Öğretmenlik mesleğinin piyasada cazip bir meslek alanına dönüşmesi işgücü piyasasındaki diğer mesleklerde istihdam olanağının sınırlı olmasıyla açıklanabilir. Türkiye’de son yıllarda çok sayıda üniversite açılması ve mezun olanların artmasına karşın aynı artışın işgücü piyasalarına yansımayışının çelişkisi başka bir deyişle yeterli istihdam yaratılmaması en önemli makro ekonomik olgulardan biri olarak gündemini korumaktadır. Örneğin, Türkiye’nin 2000 ve 2012 yıllarındaki istihdam oranı % 48,9 olarak aynıdır başka bir deyişle sabittir. Bu oran % 65.1 olan Ekonomik Kalkınma ve İşbirliği Örgütü (OECD) ülkeleri ortalamasının oldukça altındadır (OECD, 2013). Öğretmenlerin istihdamında da benzer bir durum söz konusu olmakla birlikte eğitim sektörünün büyüklüğü görece istihdamın öteki sektörlerden daha fazla olduğu gibi bir görünüm yaratmaktadır.

(4)

Öğretmenlik mesleğinin kapısının diğer fakülte mezunlarına aralanmış olması bu fakülte mezunları için istihdam edilebilecekleri mesleki bir seçenek oluşturmaktadır. Eşme’nin (2009) hazırladığı bir raporda “öğretmen yetiştiren eğitim fakültelerinin kontenjanlarının son iki yılda yüzde elliyi aşan oranlarda artırıldığı, 2009 yılında yapılan KPSS’de sınava giren 243.569 öğretmen adayından 15.800’ünün atamasının yapıldığı, 70.000 öğretmen adayının ise atama umudu olmadığı için sınavlara girmediği, Türkiye’de öğretmen istihdamında büyük sorun yaşandığı, dolayısıyla fen-edebiyat fakülteleri bünyesinde formasyon eğitimi verilerek öğretmen adayı sayısını artırmanın, atama bekleyen işsiz öğretmen sayısının katlanarak artmasına neden olacağı” biçiminde saptamaları yer almaktadır.

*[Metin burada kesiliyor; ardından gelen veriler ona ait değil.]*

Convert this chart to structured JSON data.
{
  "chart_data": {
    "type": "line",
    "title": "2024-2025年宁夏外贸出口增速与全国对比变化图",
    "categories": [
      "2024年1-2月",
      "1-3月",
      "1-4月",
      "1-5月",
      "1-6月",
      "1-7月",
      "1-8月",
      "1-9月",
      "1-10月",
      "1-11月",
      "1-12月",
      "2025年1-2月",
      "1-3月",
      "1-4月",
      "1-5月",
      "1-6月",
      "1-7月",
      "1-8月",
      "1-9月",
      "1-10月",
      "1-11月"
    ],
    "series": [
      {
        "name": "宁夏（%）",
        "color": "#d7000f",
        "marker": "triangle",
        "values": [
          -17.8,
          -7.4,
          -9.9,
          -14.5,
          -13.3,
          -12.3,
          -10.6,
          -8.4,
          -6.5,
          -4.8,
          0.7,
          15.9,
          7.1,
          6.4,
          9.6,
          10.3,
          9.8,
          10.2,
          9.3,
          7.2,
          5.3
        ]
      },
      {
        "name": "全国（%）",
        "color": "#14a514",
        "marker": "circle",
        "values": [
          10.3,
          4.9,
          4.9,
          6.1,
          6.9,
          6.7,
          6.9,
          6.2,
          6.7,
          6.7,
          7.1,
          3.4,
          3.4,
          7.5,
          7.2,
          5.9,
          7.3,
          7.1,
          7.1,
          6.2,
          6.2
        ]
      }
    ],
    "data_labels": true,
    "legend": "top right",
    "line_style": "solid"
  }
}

Eğitim ve Bilim Emekçileri Sendikası’nın [Eğitim-Sen] verilerine göre 2003 yılında Kamu Personeli Seçme Sınavı’na (KPSS) giren 127.973 öğretmen adayından 22.814’ü atanırken, 2013’de KPSS’ye giren 263.055 aday öğretmenden 40.922’sinin ataması yapılabilmiştir ( Eğitim Sen, 2013). Görüldüğü gibi 2013 yılı öğretmen atamalarında yaklaşık 222.000 aday öğretmen işsizliğe mahkûm edilmiştir.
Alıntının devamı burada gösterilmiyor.